Long-time welterweight contender, Carlos Condit, puts his recent stride on the line against the red-hot, Tyron Woodley, who is coming off the performance of his career. It seems as if Woodley has finally figured out how to use his extreme athleticism and explosiveness in other ways than just wrestling.

In his knockout of Josh Koscheck, Woodley not only looked faster and was able to slip out of the way of punches, but his accuracy and combinations made him look like a professional boxer. It’ll be interesting to see how he pairs up against the long, rangy and unorthodox style of Carlos Condit.

On the feet, it’s very hard to side against Condit. Even though Woodley has the power, the speed, and the explosion, Condit has the brain. Condit’s gameplanning has almost always paid off for him against heavy-handed strikers, and his own counter-striking is something Woodley should pay caution to. In the grappling, Woodley again has the advantage in the strength and also the wrestling, but Condit remains crafty in his own ways. If Woodley finds himself ontop, expect Condit to be fighting off his back and probably doing more damage there than Woodley will be doing to him. All-in-all, Carlos Condit is just too crafty and does too much damage in nearly every position he’s in. Seeing as how Tyron can’t afford to stand at range and time double-leg shots because he’ll get picked apart, so that means he’s going to have to muscle Condit to the ground. In doing so he’s going to be stepping into a world of hurt. I predict Condit to score a second round finish.

Carlos Condit via 2nd Rd TKO

Johny Hendricks vs. Robbie Lawler (Welterweight)

The UFC welterweight strap is on the line and two of the divisions heaviest hitters are squaring off for it. Johny Hendricks, unarguably the number one welterweight contender, meets Robbie Lawler, a rejuvenated knock-out artist who has finally peaked his skills – this fight promises nothing but war.

To start off, it should be noted that both Lawler and Hendricks have the power to knock eachother out. As much as we’d like to see these guys just go toe-to-toe and see who drops first, I guarantee that is NOT what is going to happen. Both of these fighters possess skills outside of brawling, and this championship fight is going to need them to call upon those other skills and put them on display Saturday night. Hendricks is a phenomenal wrestler and seeing as how Lawler has had issues through-out his career with guys who can take him down, I fully expect Hendricks to be chasing after his hips whenever he can. However, it should be noted that a failed takedown attempt could mean quite a helping of Lawler’s fists as Josh Koscheck proved. If Hendricks can’t get the takedown, he’s really going to need a safe exit to avoid Lawler’s anti-takedown assault.

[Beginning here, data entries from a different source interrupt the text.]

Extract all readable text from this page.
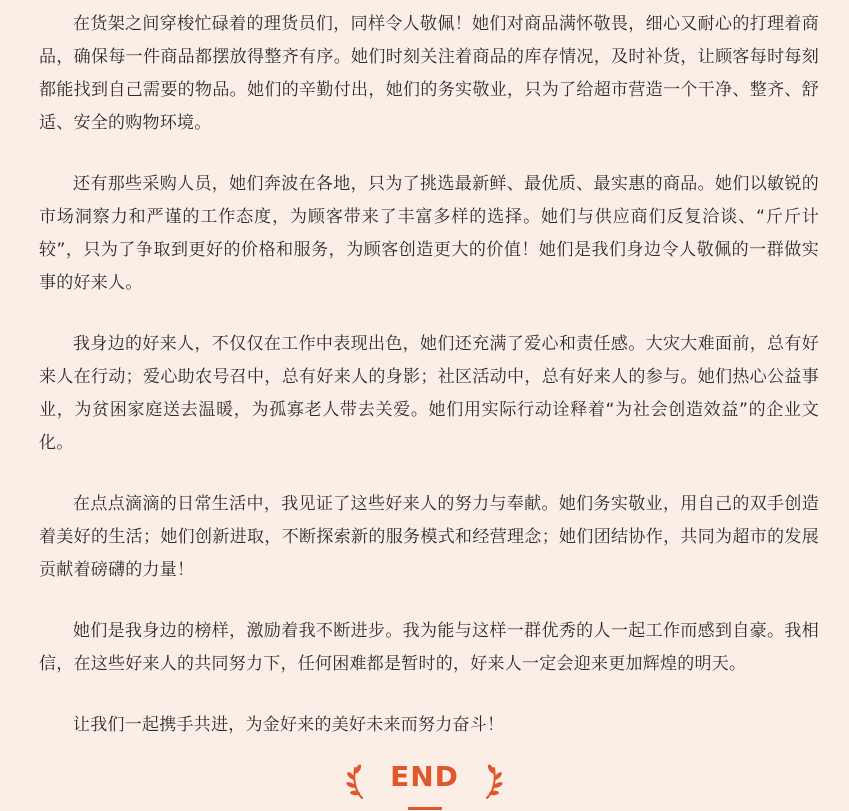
在货架之间穿梭忙碌着的理货员们，同样令人敬佩！她们对商品满怀敬畏，细心又耐心的打理着商品，确保每一件商品都摆放得整齐有序。她们时刻关注着商品的库存情况，及时补货，让顾客每时每刻都能找到自己需要的物品。她们的辛勤付出，她们的务实敬业，只为了给超市营造一个干净、整齐、舒适、安全的购物环境。

还有那些采购人员，她们奔波在各地，只为了挑选最新鲜、最优质、最实惠的商品。她们以敏锐的市场洞察力和严谨的工作态度，为顾客带来了丰富多样的选择。她们与供应商们反复洽谈、“斤斤计较”，只为了争取到更好的价格和服务，为顾客创造更大的价值！她们是我们身边令人敬佩的一群做实事的好来人。

我身边的好来人，不仅仅在工作中表现出色，她们还充满了爱心和责任感。大灾大难面前，总有好来人在行动；爱心助农号召中，总有好来人的身影；社区活动中，总有好来人的参与。她们热心公益事业，为贫困家庭送去温暖，为孤寡老人带去关爱。她们用实际行动诠释着“为社会创造效益”的企业文化。

在点点滴滴的日常生活中，我见证了这些好来人的努力与奉献。她们务实敬业，用自己的双手创造着美好的生活；她们创新进取，不断探索新的服务模式和经营理念；她们团结协作，共同为超市的发展贡献着磅礴的力量！

她们是我身边的榜样，激励着我不断进步。我为能与这样一群优秀的人一起工作而感到自豪。我相信，在这些好来人的共同努力下，任何困难都是暂时的，好来人一定会迎来更加辉煌的明天。

让我们一起携手共进，为金好来的美好未来而努力奋斗！

END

On the flip side, Lawler is really going to need to work on his footwork and his head movement if he wants to avoid those dive-bombing left hands of Hendricks. Lawler has never been the one to circle away from danger and/or slip-and-rip, but seeing him slowly develop a more technical approach to his striking leaves me confident that Lawler’s striking is at the needed level to compete with Hendricks. However, that won’t be enough. Lawler may start out fantastic with his sharp movements and ripping combinations, but as the fight drags on it’ll be Hendricks that takes the lead when he takedowns start paying off for him. I’m predicting Hendricks’ jaw to be tested within the first two rounds as he pays dearly for any missed takedown attempts and plays victim to Lawler’s more diverse striking arsenal, but it’ll Hendricks that comes back later in the third and beyond to capture a decision with his takedowns and ground and pound.